Once a potential marker or target has been identified, and before clinical application, it needs to be validated on a wider scale. The first step is to select, among the numerous identified molecules, the candidate(s) that must be prioritized for future investigations. Genes coding for secreted proteins are good candidates for screening markers. Genes coding for membrane-associated proteins or enzymes may offer therapeutic targets. Once candidates are selected, their clinical value must be evaluated on a larger series of specimens with long follow-up. Tissue microarrays offer a potent tool to assess rapidly and efficiently the correlations discovered with DNA arrays (Hoos and Cordon-Cardo, 2001; Nocito et al, 2001; Rimm et al, 2001). These consist of small tissue cores (0.6 mm in diameter) of up to 1000 different formalin-fixed specimens that are arrayed on a glass slide and may be queried at the DNA (fluorescence in situ hybridization), RNA (in situ hybridization), and protein levels (immunohistochemistry). Several studies have shown the potential of combining such technology with DNA array–based gene expression profiling (Barlund et al, 2000; Ginestier et al, 2002). When multiple candidate genes must be validated or the antibody is not available, another recently developed tool that can quantify RNA expression level of many separate genes in many samples simultaneously is quantitative PCR of reverse-transcribed RNA (RQ-PCR) (Gibson et al, 1996).

The Future of DNA Arrays

The type of gene expression profiling-based diagnostic platform that will be used in routine clinical practice is not yet defined. Recent studies have shown that combined RNA expression of only a few dozen genes may provide sufficient information for diagnostic and prognostic purposes. Specialized disease-specific DNA arrays that contain only discriminator genes are presently being developed. Quantitative PCR of reverse-transcribed RNA is an alternative solution if the number of genes is manageable. The strenuous need for high-quality RNA extracted from frozen specimens might make immunohistochemistry more practical in routine, but RNA and protein levels do not always correlate and immunohistochemistry has some disadvantages, too: it is not quantitative and may lack diagnostic information provided by RNA expression profiles, it requires production and validation of antibodies, and analysis of combinations of proteins on the same specimen is difficult.

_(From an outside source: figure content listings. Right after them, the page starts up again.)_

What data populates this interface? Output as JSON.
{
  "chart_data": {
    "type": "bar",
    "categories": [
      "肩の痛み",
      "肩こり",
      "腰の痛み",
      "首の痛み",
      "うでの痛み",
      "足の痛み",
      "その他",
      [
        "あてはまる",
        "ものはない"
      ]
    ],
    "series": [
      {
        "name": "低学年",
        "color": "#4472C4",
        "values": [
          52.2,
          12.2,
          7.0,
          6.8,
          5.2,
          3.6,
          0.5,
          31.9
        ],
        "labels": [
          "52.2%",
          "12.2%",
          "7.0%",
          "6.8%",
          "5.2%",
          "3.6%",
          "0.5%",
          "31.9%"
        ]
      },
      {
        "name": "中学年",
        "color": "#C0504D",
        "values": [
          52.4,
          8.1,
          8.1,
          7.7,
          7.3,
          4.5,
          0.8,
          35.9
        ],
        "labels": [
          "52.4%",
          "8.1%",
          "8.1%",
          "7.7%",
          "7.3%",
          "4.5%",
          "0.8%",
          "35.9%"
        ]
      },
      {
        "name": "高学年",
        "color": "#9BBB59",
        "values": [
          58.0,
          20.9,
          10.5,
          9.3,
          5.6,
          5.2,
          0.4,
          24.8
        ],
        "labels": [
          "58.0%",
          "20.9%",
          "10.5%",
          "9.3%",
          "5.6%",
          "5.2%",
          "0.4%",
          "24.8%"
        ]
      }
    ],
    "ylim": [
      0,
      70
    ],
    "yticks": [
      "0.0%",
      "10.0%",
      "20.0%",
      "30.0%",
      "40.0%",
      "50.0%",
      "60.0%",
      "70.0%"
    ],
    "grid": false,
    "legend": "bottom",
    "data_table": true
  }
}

The recent development of high-throughput technologies has opened a new era of biomedical research and hopefully will boost the exciting field of molecular medicine. DNA arrays provide unprecedented tools that confront the complexity of tumors. Preliminary results promise a better approach to cancer management and cure. The current challenge is to demonstrate the clinical benefits for patients, but the potential is enormous. It is anticipated that measuring the genetic activity of tumors will lead to more correct disease diagnoses and treatments. Indeed, future therapies may be based on the vulnerable points of tumor progression identified through expression analyses. Successful implementation of technology in clinical practice will depend on progress in collection of specimens and in technology, on collaborations between scientists from different disciplines, and on well-designed clinical studies. It is likely that such molecular approaches will affect the current generation of physicians in charge of cancer patients, hopefully transforming cancer management into a more structured and logical science and a successful medicine.